Even more bizarre are a series of pixelated posts published by the White House X account over the last 48 hours. The cryptic, blurred images come at a particularly difficult time for Trump, who has seen his approval numbers tank to term lows amid soaring energy prices and a housing market on life support. (In the end, it turned out the posts were teasers for a new White House app.) The war has only exacerbated the PR issues. But when speaking to the press, Trump simply dismisses the polls as fake before promptly attacking journalistic organizations that have served the American public for more than a century.
One place Trump has found favor is on Fox News, where Trump joined The Five on Thursday night by phone. Trump critic Jessica Tarlov was unsurprisingly absent from her usual spot in the cast on Thursday night. That didn’t stop Trump from lobbing a jab at the 42-year-old political strategist, stating “the show would be better without her.” Trump’s comment revealed what many of us already know about the man; he lives to be celebrated and objects to anyone who dares question his decisions, either political and personal.
The quip about Tarlov is indicative of a presidency insulated from reality. On Wednesday, NBC reported that Trump is being shown daily video montages produced by U.S. military officials that act as a distilled highlight reel of explosions. That imagery is striking not just for its content, but for how it reveals a presidency consumed by spectacle. While everyday Americans struggle to finance housing, fill the tank, and pay off long-term debt, Trump continues his regular weekends at Mar-a-Lago, where the distance between his top-heavy political decision-making and its everyday consequences appears especially stark.

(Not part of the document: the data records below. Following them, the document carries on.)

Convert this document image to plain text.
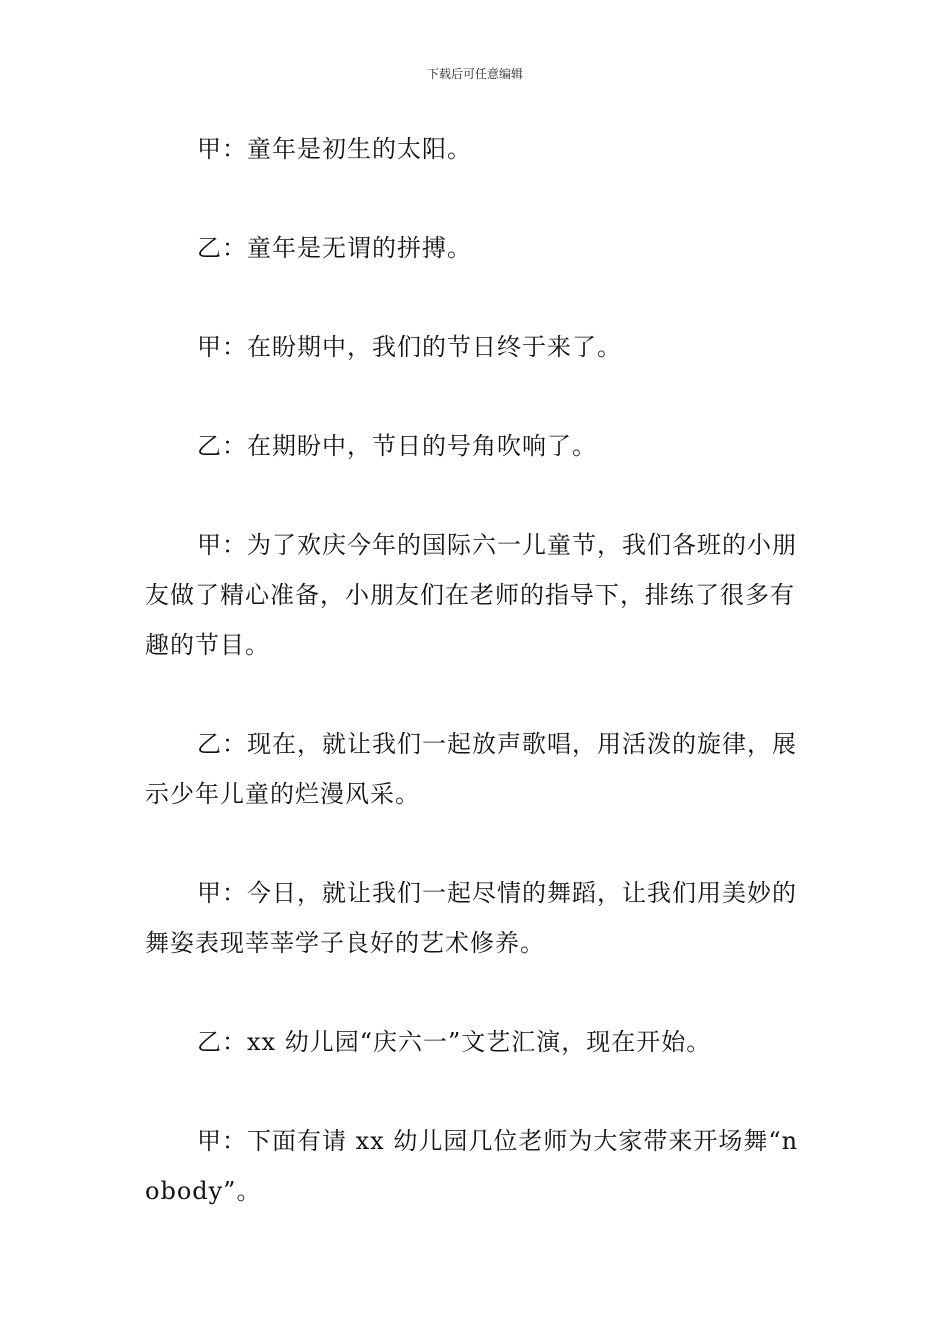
下载后可任意编辑

甲：童年是初生的太阳。

乙：童年是无谓的拼搏。

甲：在盼期中，我们的节日终于来了。

乙：在期盼中，节日的号角吹响了。

甲：为了欢庆今年的国际六一儿童节，我们各班的小朋友做了精心准备，小朋友们在老师的指导下，排练了很多有趣的节目。

乙：现在，就让我们一起放声歌唱，用活泼的旋律，展示少年儿童的烂漫风采。

甲：今日，就让我们一起尽情的舞蹈，让我们用美妙的舞姿表现莘莘学子良好的艺术修养。

乙：xx 幼儿园“庆六一”文艺汇演，现在开始。

甲：下面有请 xx 幼儿园几位老师为大家带来开场舞“nobody”。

Such concerns rarely appear to rank as a priority when Trump speaks publicly. On Thursday, instead of detailing the objectives of the war or explaining how it directly helps the working-class coalition that helped propel him to power, Trump pivoted to more criticism of Obama. “President Obama, he wasn’t a smart man,” Trump said after bragging to reporters that he “aced” a recent cognitive test. “I know all about him. He wasn’t a smart man. Highly overrated.”
And though there is merit to the claim that Obama was “highly overrated,” Trump appears to be vastly overrated himself by the sycophants leading his administration. He has bungled this war and made a mess of our standing among allies near and far. He has constantly shifted the goalposts on the objectives of the war and the timeline for a potential ceasefire deal. And now the latest reports trickling out of the “new” Iranian regime—which by all measurable standards is more radical and hardline than the one he bombed to oblivion—suggest that Supreme Leader Mojtaba Khamenei has yet to agree to negotiations.
In truth, Trump’s war in Iran has led America down an extremely narrow path, without the sort of easy off-ramps that would provide relief for the tens of millions of families seeking the bare bones of an American dream once promised. And though Trump often assigns blame to former President Joe Biden for every issue occurring during Trump’s second term, it was Obama who was handed an America in deep, sudden trauma brought on by feckless, unnecessary wars in the Middle East.
Trump promised to end such foreign policy mistakes. Instead, he allowed himself to be coaxed into a conflict that even the “highly overrated” Obama knew better than to engage in. Trump’s second term has not just fallen short of his promises, it has made the restraint of Barack Obama look, by comparison, distinctly presidential.